I tried to solve this problem myself and I'd like someone to check it :) Thanks already!

A ball is rolling towards a block, which is connected to a spring. Assume no friction occurs. The initial velocity of the ball is 10 m/s. The spring constant is k = 5 N/m. Mass of the ball = 5 kg and mass of the block connected to the spring = 2 kg. After the ball hit the block, the spring starts oscillating harmonically. Calculate:

(a) the final velocity of the ball if it rolls back immediately.
=> i don't really know if you should concern the 'rolling motion' but I used the formula of an elastic collision where m1 = block and m2 = mass
=> v2f = ((m2-m1)v2i + 2m1v1i) / (m1+m2) = (5-2)(10) / 7 = 4,28 m/s

(b) what is the amplitude of the oscillation?
=> conservation of energy : (1/2)mv² = (1/2)kx²
where v = v1f = ((m1-m2)v1i + 2m2v2i) / (m1+m2) = 2(5)(10) / 7 = 14.28 m/s
=> putting this into the formula:
x² = 2(14.28) / 5 => x = 2.38m

(c) the max acceleration of the block

a(max) = kx/m = (5)(2.38)/(2) = 5.95 m/s² or a(max) = Aw² = (2.38)(5/2) = 5.95 m/s²

 

[mfb]

the final velocity of the ball if it rolls back immediately

That is strange. I agree with your approach for an elastic collision, but then the ball does not roll back - it continues to roll in the same direction as before. This also implies that the oscillation of spring+block will hit it again, if the ball does not vanish magically.
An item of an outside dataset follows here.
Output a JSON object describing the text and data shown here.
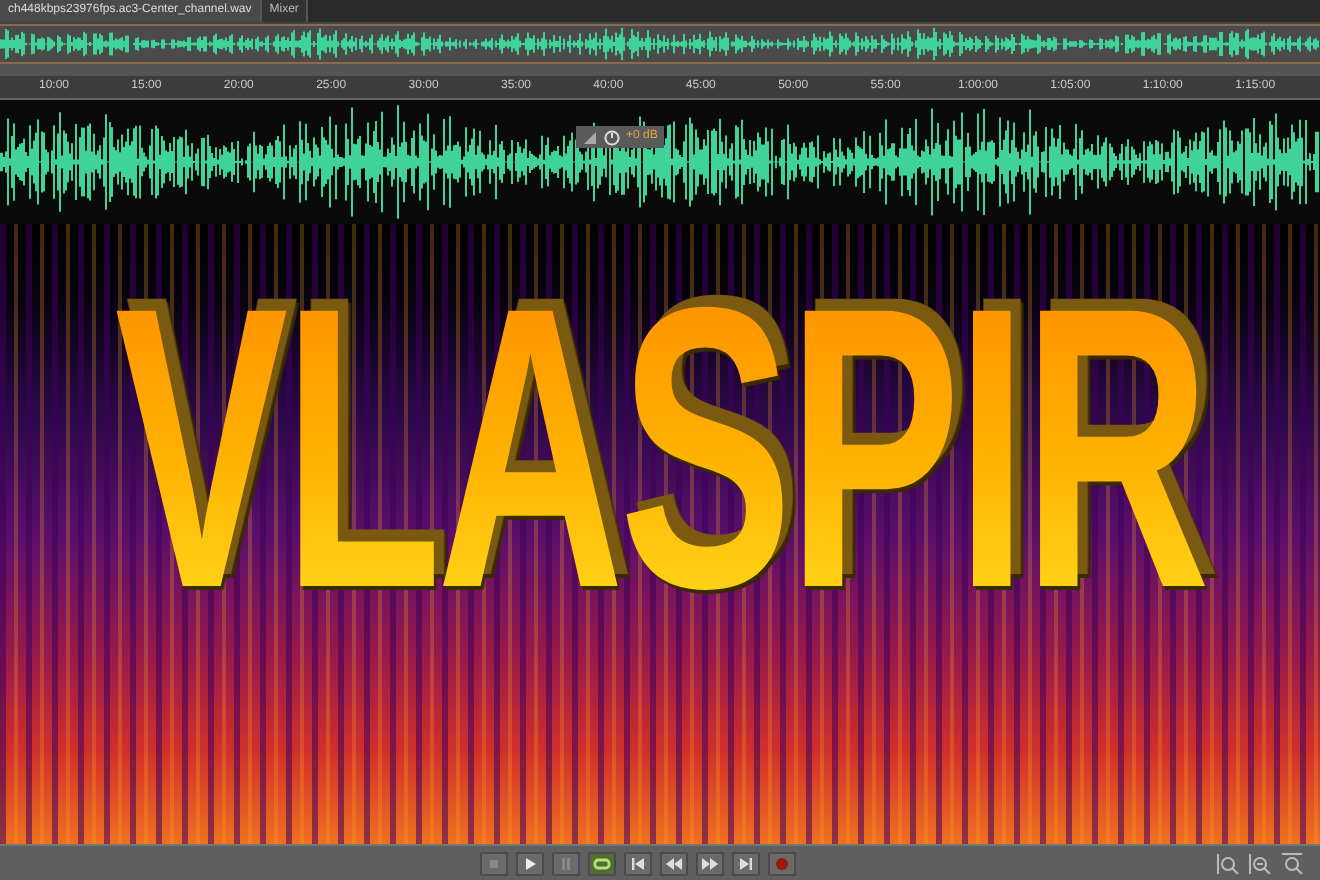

For (b), I think you forgot a square for the velocity. This leads to a wrong answer for c, too.

 

[haruspex]

That is strange. I agree with your approach for an elastic collision, but then the ball does not roll back - it continues to roll in the same direction as before. This also implies that the oscillation of spring+block will hit it again, if the ball does not vanish magically.

I agree. Even for an elastic collision, the ball will only roll back if it is less massive than the block. If not completely elastic, it might not roll back even then. And I don't see where it says the collision is elastic anyway, so even if the masses are swapped around there's not enough information.